Along the way, we see many ways of choosing how to live, how much of yourself to keep secret, how to reconcile with those you've harmed, how to air grievances without alienating the people you care about, and how to avoid temptation when you know it won't lead anywhere good.
As the story progressed, I felt like the writing became more fearless, but maybe it was the characters who became more emboldened, or maybe both. The introduction of new character: Malo Mogge, certainly heralded a sharp turn in the story. As best as I can interpret, Malo Mogge means 𝒂 𝒃𝒂𝒅 𝒄𝒓𝒆𝒂𝒕𝒊𝒐𝒏 𝒐𝒇 𝑮𝒐𝒅 (or maybe a bad creation of a god?)
Things get super dicey with the appearance of Malo Mogge, and not just with people, but also with places and the entire environment. The bizarre confluence in Lovesend of fire and ice, if Robert Frost is to be our guide, metaphorically represents the competing or complementary emotions of the burning fire of desire and the ice-cold nature of pure hatred. Both desire and hate can consume, until there is nothing left. There lies the age-old problem: what happens after you finally get what you want? And if hate or vengeance define you, what is your identity when either is satisfied?
As the story races toward its crescendo like a soaring overture, there are circumstances which the reader can easily anticipate, bracketed by sudden dissonant events that no one saw coming. And the story tugs at our emotions. The author tenderly lays bare the awful pain of separation from the ones we love, especially when they cross the veil. That love we have for them is a kind of energy: it cannot be destroyed, though it can change form. Sometimes, the only comfort we have when someone dies, is that even though their lives don't go on, their love for us, and our love for them, do go on. Love never dies.
One could easily make the case that Kelly Link is the most talented fabulist writer of our time. This epic tale creates its own (gloriously inclusive) modern mythology while it also makes use of ancient symbols and traditions. There is plenty of magic, the uncanny, and the fantastical, (spiced with clever humor), but the major focus is on people, relationships, emotions, and reflections, all with an eye toward our larger society.

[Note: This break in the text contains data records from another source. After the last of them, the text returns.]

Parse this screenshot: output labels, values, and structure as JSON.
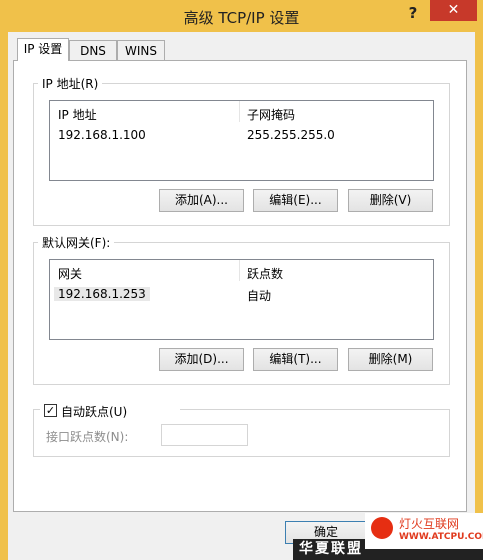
{
  "window": {
    "title": "高级 TCP/IP 设置",
    "help_glyph": "?",
    "close_glyph": "✕"
  },
  "tabs": [
    {
      "label": "IP 设置",
      "active": true
    },
    {
      "label": "DNS",
      "active": false
    },
    {
      "label": "WINS",
      "active": false
    }
  ],
  "ip_group": {
    "label": "IP 地址(R)",
    "columns": [
      "IP 地址",
      "子网掩码"
    ],
    "rows": [
      [
        "192.168.1.100",
        "255.255.255.0"
      ]
    ],
    "buttons": {
      "add": "添加(A)...",
      "edit": "编辑(E)...",
      "delete": "删除(V)"
    }
  },
  "gateway_group": {
    "label": "默认网关(F):",
    "columns": [
      "网关",
      "跃点数"
    ],
    "rows": [
      [
        "192.168.1.253",
        "自动"
      ]
    ],
    "buttons": {
      "add": "添加(D)...",
      "edit": "编辑(T)...",
      "delete": "删除(M)"
    }
  },
  "metric": {
    "checkbox_label": "自动跃点(U)",
    "checked": true,
    "interface_metric_label": "接口跃点数(N):",
    "interface_metric_value": ""
  },
  "footer": {
    "ok_label": "确定"
  },
  "watermark": {
    "banner_text": "华夏联盟",
    "logo_title": "灯火互联网",
    "logo_url": "WWW.ATCPU.COM"
  },
  "colors": {
    "titlebar": "#f0c14a",
    "close_button": "#c7392a"
  }
}
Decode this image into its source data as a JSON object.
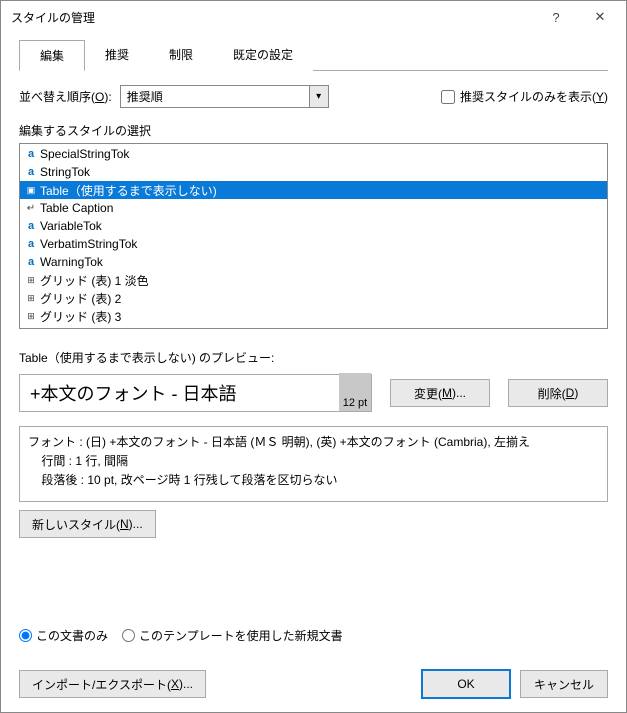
{
  "title": "スタイルの管理",
  "help_icon": "?",
  "close_icon": "✕",
  "tabs": [
    "編集",
    "推奨",
    "制限",
    "既定の設定"
  ],
  "sort": {
    "label_pre": "並べ替え順序(",
    "akey": "O",
    "label_post": "):",
    "value": "推奨順"
  },
  "show_recommended": {
    "pre": "推奨スタイルのみを表示(",
    "akey": "Y",
    "post": ")"
  },
  "list_label": "編集するスタイルの選択",
  "styles": [
    {
      "icon": "a",
      "label": "SpecialStringTok"
    },
    {
      "icon": "a",
      "label": "StringTok"
    },
    {
      "icon": "p",
      "label": "Table（使用するまで表示しない)",
      "selected": true
    },
    {
      "icon": "arrow",
      "label": "Table Caption"
    },
    {
      "icon": "a",
      "label": "VariableTok"
    },
    {
      "icon": "a",
      "label": "VerbatimStringTok"
    },
    {
      "icon": "a",
      "label": "WarningTok"
    },
    {
      "icon": "box",
      "label": "グリッド (表) 1 淡色"
    },
    {
      "icon": "box",
      "label": "グリッド (表) 2"
    },
    {
      "icon": "box",
      "label": "グリッド (表) 3"
    }
  ],
  "preview_label": "Table（使用するまで表示しない) のプレビュー:",
  "preview_font": "+本文のフォント - 日本語",
  "preview_pt": "12 pt",
  "buttons": {
    "modify_pre": "変更(",
    "modify_key": "M",
    "modify_post": ")...",
    "delete_pre": "削除(",
    "delete_key": "D",
    "delete_post": ")",
    "newstyle_pre": "新しいスタイル(",
    "newstyle_key": "N",
    "newstyle_post": ")...",
    "import_pre": "インポート/エクスポート(",
    "import_key": "X",
    "import_post": ")...",
    "ok": "OK",
    "cancel": "キャンセル"
  },
  "desc": {
    "l1": "フォント : (日) +本文のフォント - 日本語 (ＭＳ 明朝), (英) +本文のフォント (Cambria), 左揃え",
    "l2": "    行間 :  1 行, 間隔",
    "l3": "    段落後 :  10 pt, 改ページ時 1 行残して段落を区切らない"
  },
  "radios": {
    "only_doc": "この文書のみ",
    "template": "このテンプレートを使用した新規文書"
  }
}
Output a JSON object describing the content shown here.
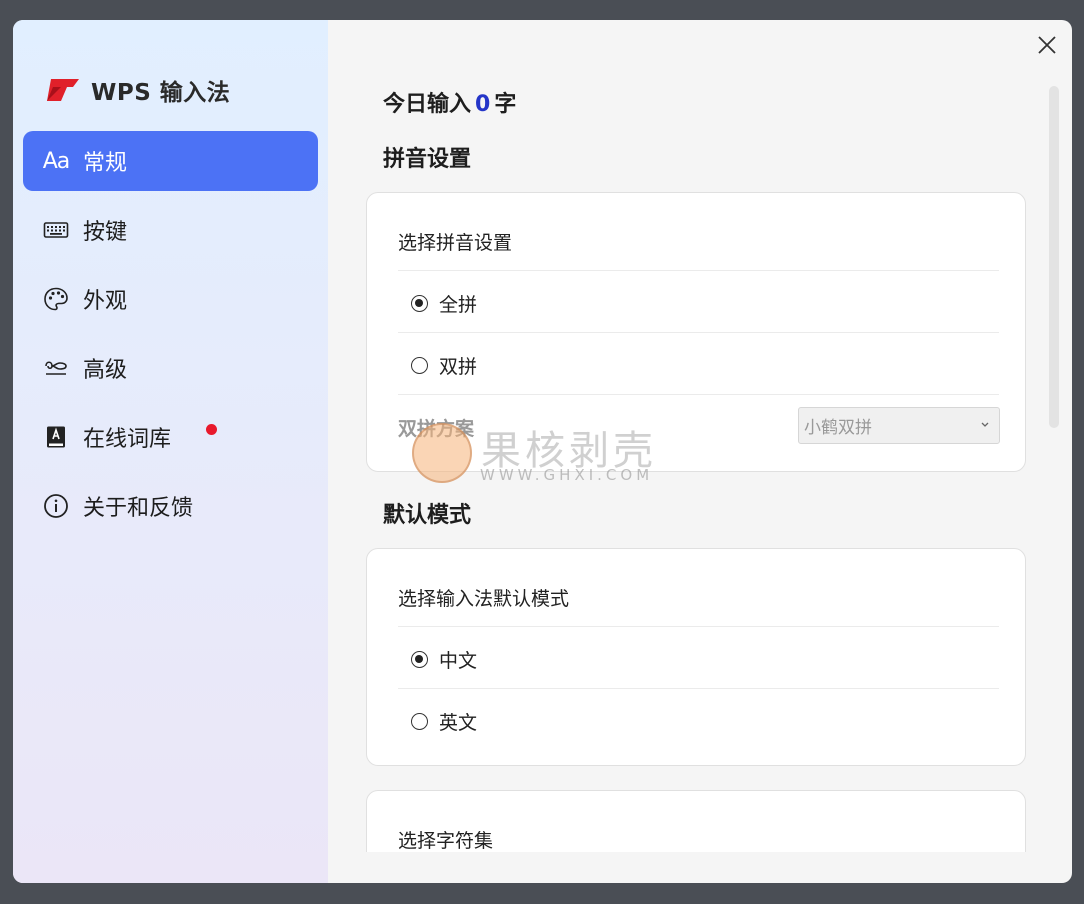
{
  "app": {
    "title": "WPS 输入法"
  },
  "sidebar": {
    "items": [
      {
        "icon": "font-aa-icon",
        "label": "常规",
        "active": true,
        "glyph": "Aa"
      },
      {
        "icon": "keyboard-icon",
        "label": "按键",
        "active": false
      },
      {
        "icon": "palette-icon",
        "label": "外观",
        "active": false
      },
      {
        "icon": "advanced-icon",
        "label": "高级",
        "active": false
      },
      {
        "icon": "dictionary-icon",
        "label": "在线词库",
        "active": false,
        "badge": "red-dot"
      },
      {
        "icon": "info-icon",
        "label": "关于和反馈",
        "active": false
      }
    ]
  },
  "main": {
    "today": {
      "prefix": "今日输入",
      "count": "0",
      "suffix": "字"
    },
    "pinyin_section": {
      "title": "拼音设置",
      "card_title": "选择拼音设置",
      "options": [
        {
          "label": "全拼",
          "checked": true
        },
        {
          "label": "双拼",
          "checked": false
        }
      ],
      "scheme_label": "双拼方案",
      "scheme_value": "小鹤双拼"
    },
    "mode_section": {
      "title": "默认模式",
      "card_title": "选择输入法默认模式",
      "options": [
        {
          "label": "中文",
          "checked": true
        },
        {
          "label": "英文",
          "checked": false
        }
      ]
    },
    "charset_section": {
      "card_title": "选择字符集"
    }
  },
  "watermark": {
    "text": "果核剥壳",
    "url": "WWW.GHXI.COM"
  },
  "colors": {
    "accent": "#4c72f5",
    "count": "#2435c8",
    "badge": "#e8192c"
  }
}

This is an ambitious story, well-told. Because it never lags, it actually read like a much shorter novel. For readers of dark fantasy, and those who want to dip a toe in those waters, I highly recommend this reading experience. It's one of my top-rated books of the year.
Thank you to NetGalley and to Random House, an imprint of Penguin Random House, for providing a copy of this novel for review.